Tertiary education is becoming more common worldwide as the governments support the universities and colleges to foster youth development. Good GPA at school and academic accomplishments are being viewed as the key to college admission. There are some other factors for the admission committee’s decisions, but the educational numbers are the central variable on which they are based. Although the practice was broadly used for about half the century and proved its applicability, there are questions about the fairness of the system. This essay will carefully examine the given problem, offer arguments for both sides, and make relevant conclusions.
The school grades often distinctly demonstrate the ability of the students to learn, process materials, and interact with teachers and peers effectively. According to the results of the study by Kriegbaum et al., academic performance is directly proportionally related to one’s intelligence (41). As the colleges are primarily the institutions that are aimed for education and further research for social well-being, the high level of intellect among the students is of paramount importance. Although many could argue that educational achievement is not the primary goal for some people, it should be noted that in this case enrolling college could be a waste of time for them. Tertiary education is necessary for networking and socializing, as well as for distributing the knowledge to those who are interested in acquiring it. Moreover, nowadays, personal development might be accomplished without the help of professors and universities. Hence, colleges should consider the individual’s academic achievements for creating a community of passionate and gifted students.

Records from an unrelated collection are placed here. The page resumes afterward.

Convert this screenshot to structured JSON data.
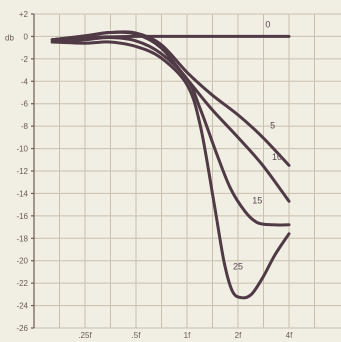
{
  "chart_data": {
    "type": "line",
    "y_unit": "db",
    "ylim": [
      -26,
      2
    ],
    "y_ticks": [
      2,
      0,
      -2,
      -4,
      -6,
      -8,
      -10,
      -12,
      -14,
      -16,
      -18,
      -20,
      -22,
      -24,
      -26
    ],
    "y_tick_labels": [
      "+2",
      "0",
      "-2",
      "-4",
      "-6",
      "-8",
      "-10",
      "-12",
      "-14",
      "-16",
      "-18",
      "-20",
      "-22",
      "-24",
      "-26"
    ],
    "x_ticks": [
      0.25,
      0.5,
      1,
      2,
      4
    ],
    "x_tick_labels": [
      ".25f",
      ".5f",
      "1f",
      "2f",
      "4f"
    ],
    "x_scale": "log2",
    "grid": true,
    "series": [
      {
        "name": "0",
        "x": [
          0.16,
          0.25,
          0.5,
          1,
          2,
          3,
          4
        ],
        "y": [
          -0.3,
          -0.1,
          0,
          0,
          0,
          0,
          0
        ]
      },
      {
        "name": "5",
        "x": [
          0.16,
          0.25,
          0.35,
          0.5,
          0.7,
          1,
          1.4,
          2,
          2.8,
          4
        ],
        "y": [
          -0.3,
          0.05,
          0.35,
          0.3,
          -0.7,
          -3.2,
          -5.2,
          -7.0,
          -9.0,
          -11.5
        ]
      },
      {
        "name": "10",
        "x": [
          0.16,
          0.25,
          0.35,
          0.5,
          0.7,
          1,
          1.4,
          2,
          2.8,
          4
        ],
        "y": [
          -0.3,
          0.05,
          0.35,
          0.2,
          -1.0,
          -3.8,
          -6.5,
          -9.0,
          -11.5,
          -14.7
        ]
      },
      {
        "name": "15",
        "x": [
          0.16,
          0.25,
          0.35,
          0.5,
          0.7,
          1,
          1.2,
          1.5,
          1.8,
          2.2,
          2.6,
          3.2,
          4
        ],
        "y": [
          -0.5,
          -0.3,
          -0.1,
          -0.4,
          -1.5,
          -3.8,
          -6.5,
          -10.5,
          -13.5,
          -15.6,
          -16.6,
          -16.8,
          -16.8
        ]
      },
      {
        "name": "25",
        "x": [
          0.16,
          0.25,
          0.35,
          0.5,
          0.7,
          1,
          1.2,
          1.45,
          1.65,
          1.85,
          2.1,
          2.4,
          2.8,
          3.3,
          4
        ],
        "y": [
          -0.5,
          -0.6,
          -0.5,
          -0.9,
          -1.9,
          -4.3,
          -8.0,
          -15.0,
          -20.0,
          -22.7,
          -23.3,
          -23.0,
          -21.5,
          -19.5,
          -17.6
        ]
      }
    ]
  }
}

One could argue that extracurricular activities of the high school students could adversely affect the grades demonstrating the wrong picture about their intellectual abilities. This assumption has been proven to be false by multiple investigation pieces. One of them is the peer-reviewed research by Abruzzo et al., where they have shown a positive correlation between learning and participation in sports (25). Consequently, the students who are genuinely interested in learning and acquiring new knowledge usually have high academic achievements because of their level of motivation. As the universities can hold only a limited number of learners, it would be more logical to accept those who can implement it for social well-being.
The opposers of the present scheme often point to the lack of objectivity when making decisions based on academic honors. This claim is fair for the time being, and it shows the weakness of the system. However, it should be highlighted that it is almost impossible to compare the candidates adequately, as it is complicated to prevent biased judgments. To minimize the influence of prejudices and favoritism, candidates today need to write their motivational letters, which is the bridge between the university official and the applicant.
To conclude, the existing college admission system, which is profoundly based on an individual’s academic achievements, is the most feasible and helpful. The universal implementation of GPA is a proven useful tool for assessing the students’ intelligence, which is essential for contributing to college society. Although personal accomplishments should be considered too, they are of less importance, because those people can develop their skills in other institutions. Unfortunately, colleges cannot afford to provide education to everybody. The limitations of the admission approach are compensated by the consideration of the applicants’ motivation and ambitions.
Abruzzo, Kristen J., et al. “Does Participation in Extracurricular Activities Impact Student Achievement?” Journal for Leadership and Instruction, vol. 15, no. 1, pp. 21-26.
Kriegbaum, Katharina, et al. “The Relative Importance of Intelligence and Motivation as Predictors of School Achievement: A Meta-Analysis.” Educational Research Review, vol. 25, 2018, pp. 120-148.